I am a very happy, outspoken, enthusiastic, confident woman most of the time. I would say 95% of the time I have high self-confidence, high self-esteem and high self-worth. I love myself very much and I know I am a wonderful person. I don’t say this to sound conceited. I just know I have a wonderful, loving, caring personality, not to mention being a great friend. It took me years to learn how to be this way but I have learned to love myself for who I am regardless of what anyone says (myself included) or how much I weigh. I know I am a good person.
But 5% of the time, I feel a lot less confident in myself. Today is one of those days. I just don’t feel that sexy today. I know most women go through this after having their baby but I really didn’t. There are times when I have looked in the mirror and frowned at the pooch I now have postpartum.
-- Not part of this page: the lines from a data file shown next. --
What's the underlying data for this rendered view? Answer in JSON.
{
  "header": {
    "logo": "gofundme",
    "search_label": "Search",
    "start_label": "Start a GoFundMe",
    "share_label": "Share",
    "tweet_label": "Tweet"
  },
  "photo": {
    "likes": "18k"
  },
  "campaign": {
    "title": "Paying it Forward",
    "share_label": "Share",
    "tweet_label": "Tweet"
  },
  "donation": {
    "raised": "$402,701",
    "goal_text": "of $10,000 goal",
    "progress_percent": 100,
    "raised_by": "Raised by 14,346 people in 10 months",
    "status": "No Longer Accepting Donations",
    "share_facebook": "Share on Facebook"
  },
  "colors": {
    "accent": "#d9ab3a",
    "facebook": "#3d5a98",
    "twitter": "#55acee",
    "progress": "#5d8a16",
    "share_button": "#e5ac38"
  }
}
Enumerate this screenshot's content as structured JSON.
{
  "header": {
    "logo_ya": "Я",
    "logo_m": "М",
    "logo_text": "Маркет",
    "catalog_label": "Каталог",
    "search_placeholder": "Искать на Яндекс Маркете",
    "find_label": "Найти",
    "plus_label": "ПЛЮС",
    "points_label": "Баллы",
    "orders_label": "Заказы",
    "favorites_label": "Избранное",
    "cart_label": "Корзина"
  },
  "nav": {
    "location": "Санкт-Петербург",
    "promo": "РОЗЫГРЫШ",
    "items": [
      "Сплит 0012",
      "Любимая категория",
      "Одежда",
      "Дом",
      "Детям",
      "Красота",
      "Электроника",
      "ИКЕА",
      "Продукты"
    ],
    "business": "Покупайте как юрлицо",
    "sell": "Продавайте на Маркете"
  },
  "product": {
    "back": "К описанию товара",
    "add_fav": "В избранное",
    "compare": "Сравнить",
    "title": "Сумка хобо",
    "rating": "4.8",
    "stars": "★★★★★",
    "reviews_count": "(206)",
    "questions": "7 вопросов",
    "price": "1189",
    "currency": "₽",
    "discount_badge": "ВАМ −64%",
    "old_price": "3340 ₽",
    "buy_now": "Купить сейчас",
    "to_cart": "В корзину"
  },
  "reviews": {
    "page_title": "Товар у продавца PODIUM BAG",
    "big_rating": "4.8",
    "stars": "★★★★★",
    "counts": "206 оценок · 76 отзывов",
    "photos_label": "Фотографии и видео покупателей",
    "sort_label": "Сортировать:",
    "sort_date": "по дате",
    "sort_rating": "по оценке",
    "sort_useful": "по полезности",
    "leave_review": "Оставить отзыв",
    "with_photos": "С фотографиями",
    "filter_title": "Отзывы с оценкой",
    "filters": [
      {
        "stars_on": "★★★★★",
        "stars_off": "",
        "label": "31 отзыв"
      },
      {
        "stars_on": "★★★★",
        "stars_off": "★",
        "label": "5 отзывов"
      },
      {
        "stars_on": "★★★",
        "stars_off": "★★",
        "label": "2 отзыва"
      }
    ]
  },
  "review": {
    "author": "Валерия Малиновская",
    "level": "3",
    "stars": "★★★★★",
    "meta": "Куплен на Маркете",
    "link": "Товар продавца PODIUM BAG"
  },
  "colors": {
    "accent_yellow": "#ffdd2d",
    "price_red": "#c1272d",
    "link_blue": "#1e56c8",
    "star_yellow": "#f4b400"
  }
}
I have learned to love it most of the time. If it wasn’t for my amazing body and the belly pooch, I wouldn’t have my amazing little girl. I can look at my belly with love and feel impressed with how amazing my body is. Some days (like today) I just look at it and sexy is the last word I’d use to describe it.
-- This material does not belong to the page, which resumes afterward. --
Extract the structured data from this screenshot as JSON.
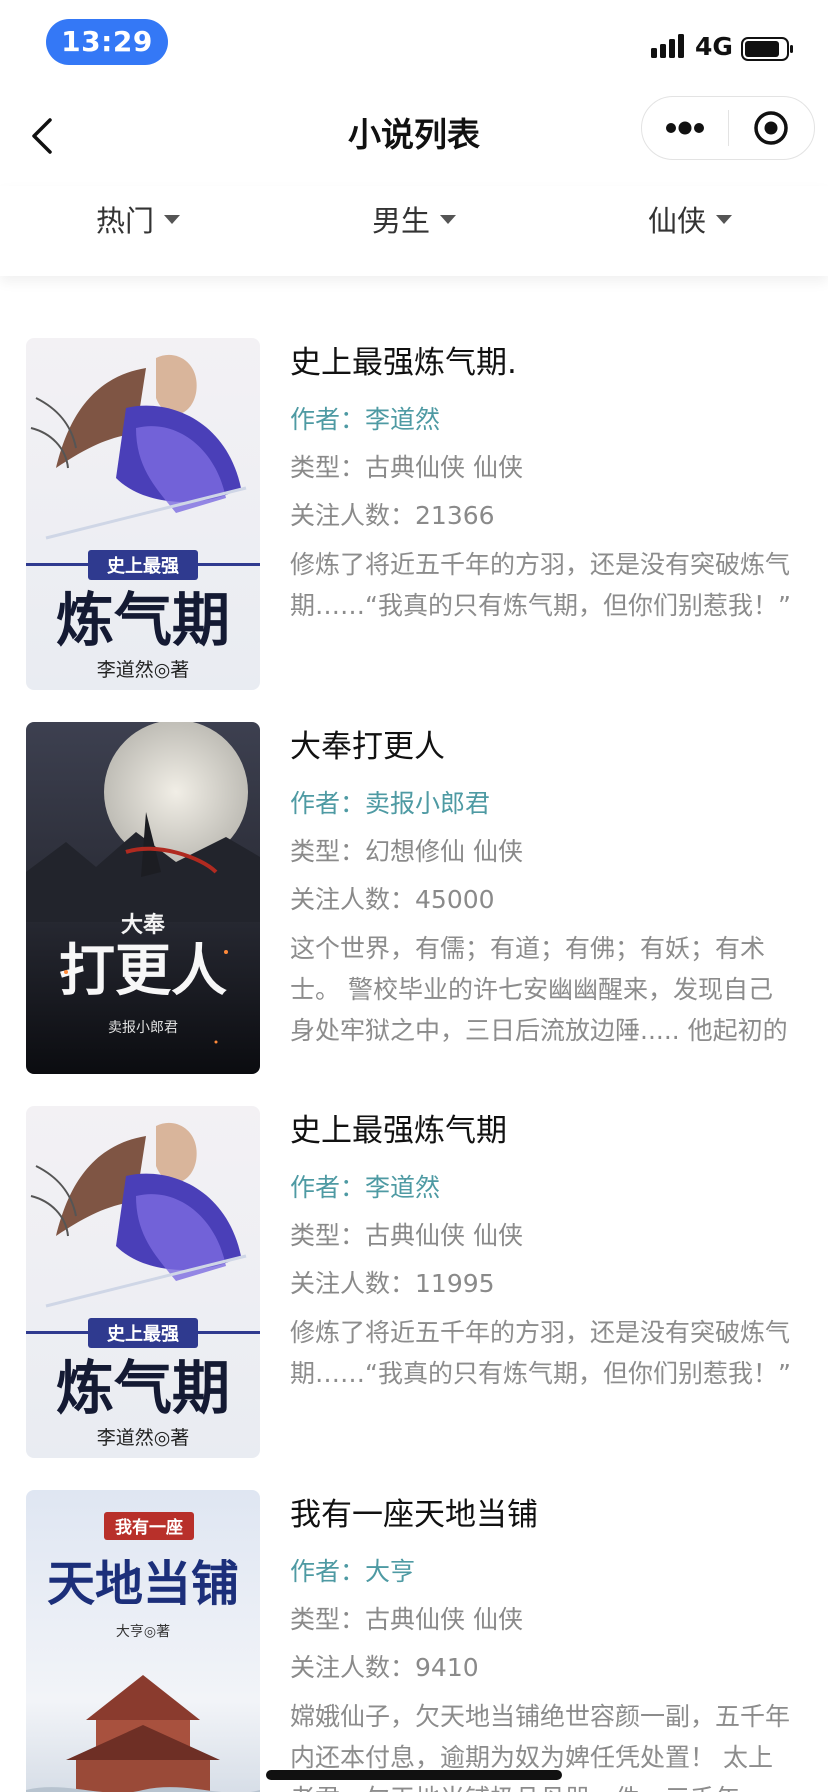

My day started out normal. I did my workouts as usual and spent the day with Hubby and Peanut. But somewhere along the way (by 3pm-ish), I have just seemed to flounder in my self-confidence and feel unattractive. I know it’s just a mood swing and I’ll feel fine tomorrow but I’m just feeling blah today. I know I am working hard to make myself healthy and fit. I am working on losing my pooch and I have already lost 5 inches around my navel. But today I just see how far I have to go instead of how far I’ve come.
I want to look smoking hot and sexy for my husband. He is so amazing, loving, kind and a wonderful dad to my daughter. I want him to show me off and be proud to wear me on his arm. I want to wear cute clothes and dresses to make him beg for it. I want to feel and look sexy. Don’t get me wrong. My husband already thinks I’m sexy and is proud to call me his wife. We still flirt with each other all the time (even though we’ve been together for 5 years now) and have a very active sex life. This isn’t about him. He’s wonderful. I’m just talking about how I’m feeling. I know he thinks I’m sexy but I want to be sexier for him and myself. Looking smoking hot and sexy is a great benefit to me as well. It will boost my self-esteem even further and I will be healthier as well.
Whenever I feel down or unattractive, it has always helped me to write about my feelings that way they aren’t pent up inside. It keeps me from eating away my feelings. I am an emotional eater. Whenever I’m stressed or upset or feeling blah, I eat (usually junk food). But writing is my healthy way of releasing my feelings in a productive and non-unhealthy way. I am already feeling better after writing this post. I am also posting this instead of trashing it to let other people on the same journey as me know they are not alone when they have bad days or are feeling down. We are only human and we all have our bad days.